The Apex Court further observed that in the present case the Appellant gave signature on the consent form for surgery which stated that she was to undergo “diagnostic and operative laparoscopy.” However, there was no mention of any abdominal hysterectomy and bilateral salpingo-oopherectomy on any of the three forms that she signed. Consent was an essential element which was a pre-requisite for a medical procedure such as abdominal hysterectomy and bilateral salpingo-oopherectomy and the same was absent in the present case. Furthermore, the abdominal hysterectomy and bilateral salpingo-oopherectomy did not fall under the exception of necessity, thus the Respondent No.1 was held guilty of assault and battery. Hence, this amounted to deficiency in service. However, the Respondent No.1 was not held guilty under negligence as the act of the Respondent No.1 was proper according to the Bolam Test and prior judgments of the court.

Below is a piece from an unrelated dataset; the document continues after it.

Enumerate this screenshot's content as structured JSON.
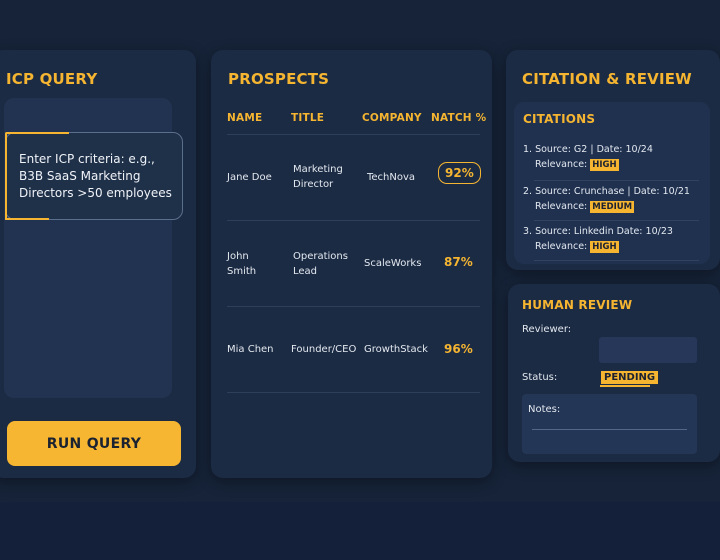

The above Judgement is a landmark Judgment while deciding the issue of Informed Consent in cases of Medical Negligence and has been cited in more than 26 cases by different Courts. Some of the recent cases are as follows:
1.Nizam’s Institute of Medical Sciences versus Prasanth S. Dhananka, (2009) 6 SCC 1,
2.S.K.Jhunjhunwala Versus Dhanwanti kaur, (2019) 2 SCC 282.
Thus, based on the aforesaid principles, the Supreme Court allowed the Appeal and set aside the order of the Commission. The Court held that in view of the fact that there was no consent by the Appellant for performing hysterectomy and salpingo-oopherectomy, performance of such surgery was an unauthorized invasion and interference with Appellant’s body which amounted to a tortious act of assault and battery and therefore a deficiency in service therefore partly allowed the Appellant’s claim and directed the Respondent No.1 to pay to the Appellant a sum of Rs.25,000/- as compensation with interest at the rate of 10% per annum from 19.11.2003 (the date of the Order of Commission) till date of payment. The Appellant was also allowed costs.